[Marxism] How to answer these questions?

Louis Proyect lnp3 at panix.com
Mon Jul 31 14:13:53 MDT 2006

Yoshie wrote:
>Why is it that
>the largest Jewish community outside Israel in the Middle East exists
>in an Islamic republic, not a secular nationalist state?  Or you can
>remember what the Turkish government did to Kurds and Armenians and
>compare that with the Islamic Republic's treatment of ethnic

I don't want to get into another round of debates about Iran, but the fact 
is that the Kurds are oppressed in Iran, even though they are allowed to 
speak their own language. Iran suffers from Persian chauvinism not just 
against the Kurds, but against Azaris and Arabs as well. Finally, most Jews 
fled Iran because they were hostile to any kind of upheaval, including 
Shi'ite. There are more Iranian Jews living in Los Angeles than are living 
in Iran. Here's how they view things by and large:

The Jerusalem Post
May 7, 2002, Tuesday
Iranian Jews in LA cheer late shah's son

BYLINE: Tom Tugend

LOS ANGELES - As Reza Pahlavi, son of the former shah of Iran, took the 
stage, the overflow audience of Iranian Jews rose as one, waved Iranian, 
American, and Israeli flags, broke into rhythmic clapping, and shouted, in 
Farsi, "Long live the shah" and "We love you."

Pahlavi had come to the heartland of the Iranian diaspora in the US to 
pursue his 20-year advocacy of ridding his country of the theocratic regime 
of the ayatollahs and replacing it with a secular democracy.

Although Pahlavi did not tailor his remarks to a Jewish audience, his 
speech was greeted with enthusiasm by members of the 30,000-strong Iranian 
Jewish community in the greater Los Angeles area.

While he spoke in English, one woman switched to Farsi to assure Pahlavi 
that the entire Iranian Jewish community is behind him and hopes to see him 
as Iran's future leader.

He appreciated the compliment, but said that his current political role 
will be finished once an open referendum in Iran swept away the present 
regime. At that point, if "the people want me to play a part," he would be 

In an earlier one-on-one interview, Pahlavi, 41, noted that while all 
Iranians had suffered under the human rights abuses of the present regime's 
"inquisition," Jews had been especially targeted.

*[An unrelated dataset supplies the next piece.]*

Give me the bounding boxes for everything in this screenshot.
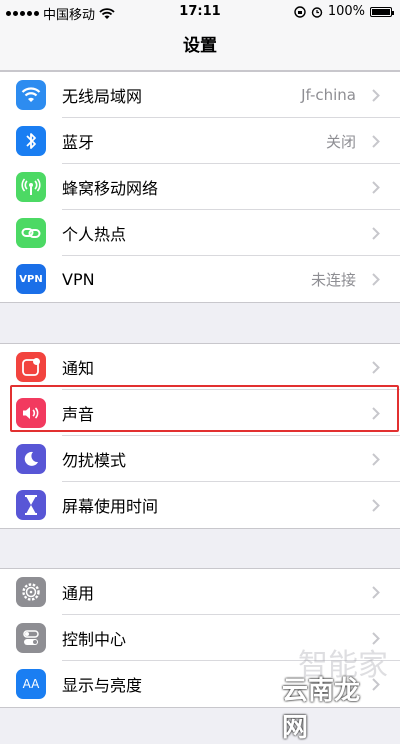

Under his envisioned democratic state, there would be a strict separation 
between mosque and state, Pahlavi said. He acknowledged that during his 
father's reign there had been some interference by the clergy, "but that 
was a far cry from what we are seeing today."

As described in his current book, Winds of Change: The Future of Democracy 
in Iran, Pahlavi predicts the downfall of the ayatollahs through a process 
of non-violent civil disobedience, led by the an increasingly disillusioned 
youth, who make up the bulk of the country's population.

The active support of the predominantly Muslim diaspora, which he estimated 
at 3.5 million worldwide, including 1.5 million in the US, would be crucial 
in this effort, Pahlavi said, and cited as his model the support of the 
international Jewish community for Israel.

He predicted that the present regime, which he said "set a new standard for 
evil under the sun," would be replaced within six months to three years. In 
the meanwhile, however, he warned "that we cannot take it lightly when 
(former Iranian president Hashemi) Rafsanjani threatens to use nuclear 
bombs on Israel."

Following his April 30 talk at the Simon Wiesenthal Center, Pahlavi fielded 
written questions, including one which asked "When will we be able to go 
home?" Pahlavi responded, "The day we commit ourselves absolutely to a 
democratic Iran is the day we start packing."